En conclusion, il faut éviter de polémiquer ou de généraliser. Les établissements prestigieux de la Côte d'Azur ont depuis longtemps pris les mesures nécessaires pour assurer la meilleure sécurité pour leurs clients. Mais nul n'est à l'abri d'une attaque. Les banques, les sociétés de convoyage de fonds, etc., ont investi lourdement en matière de protection, pourtant ils subissent régulièrement des attaques qui trop souvent réussissent.
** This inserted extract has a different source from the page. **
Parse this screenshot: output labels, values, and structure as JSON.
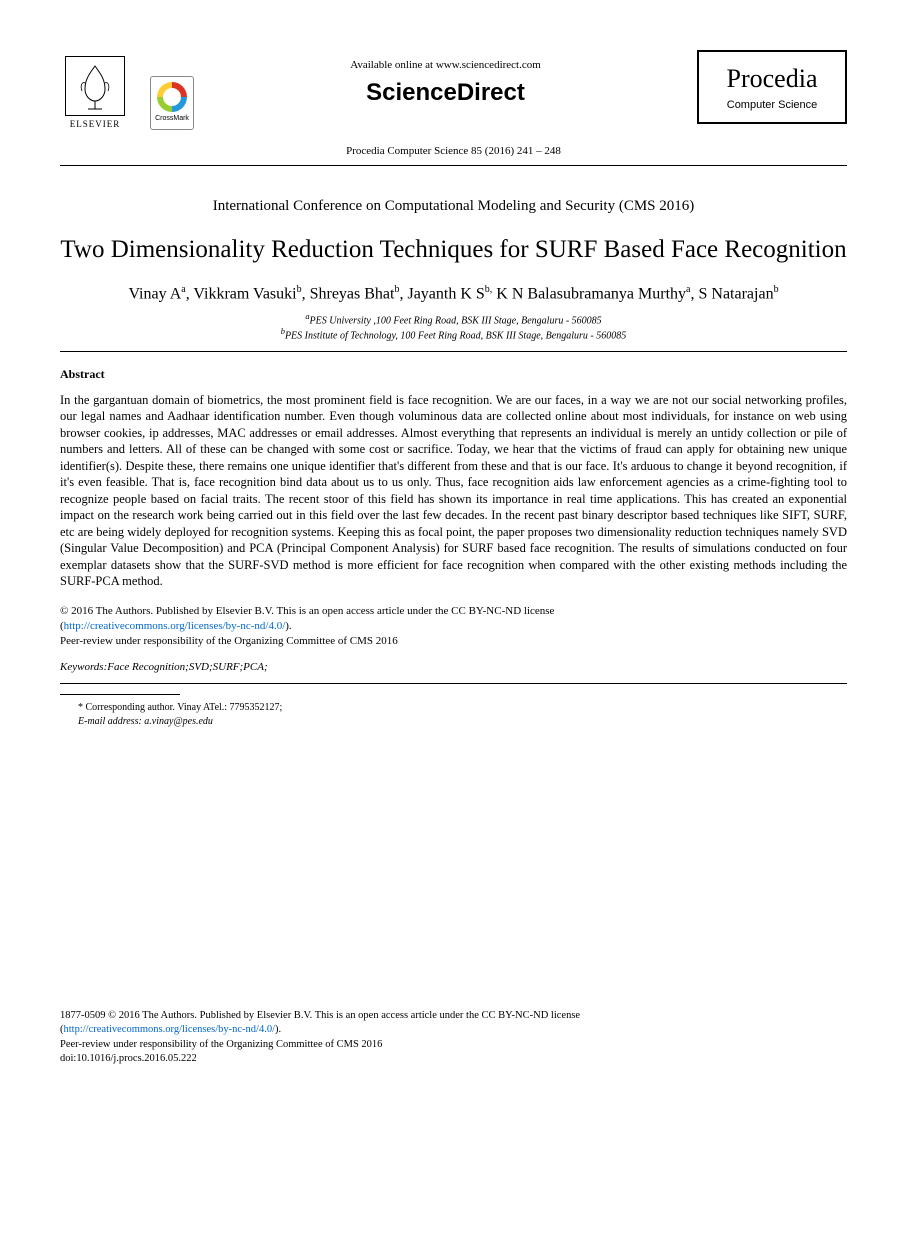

Bandits-policiers : 5-0 à la mi-temps

Par contre, il faut se poser la question principale. Les établissements prestigieux de la Côte d'Azur bénéficient d'un chiffre d'affaires élevé notamment pendant la période estivale ou celles des grandes manifestations. Une très grande partie de ce chiffre d'affaires est reversé sous forme d'impôts ou autres taxes à l'Etat et aux collectivités territoriales.
L'Etat, premier bénéficiaire de ces activités, prend-il vraiment les mesures qui s'imposent pour assurer la sécurité des biens et des personnes ?
Non ! Et la meilleure preuve se situe au niveau des effectifs. Y a-t-il plus de policiers quand, comme cette année, la Côte d'Azur accueille encore plus de touristes ? Absolument pas !
En attendant, par voie de circulaire, le président du Syndicat hôtelier de Nice-Côte d'Azur après avoir témoigné de son émotion à l'annonce de la grave blessure de Jean-Claude Scordel, a annoncé que "un certain nombre de décisions avaient été prises en concertation avec la préfecture dont les modalités pratiques ne peuvent pas être détaillées pour des raisons évidentes d'efficacité."

Jean-Paul Cordero ajoute "je ne peux que vous demander de faire dans votre établissement un point sur les mesures de sécurité passives, notamment avec l'ensemble de votre personnel." "Il faut aussi que vous pensiez à vous-même tout particulièrement. Les trajets hôtel-banque doivent être étudiés avec une attention certaine".

C. Roussel

L'Etat prend-il vraiment les mesures qui s'imposent pour assurer

la sécurité des biens et des personnes.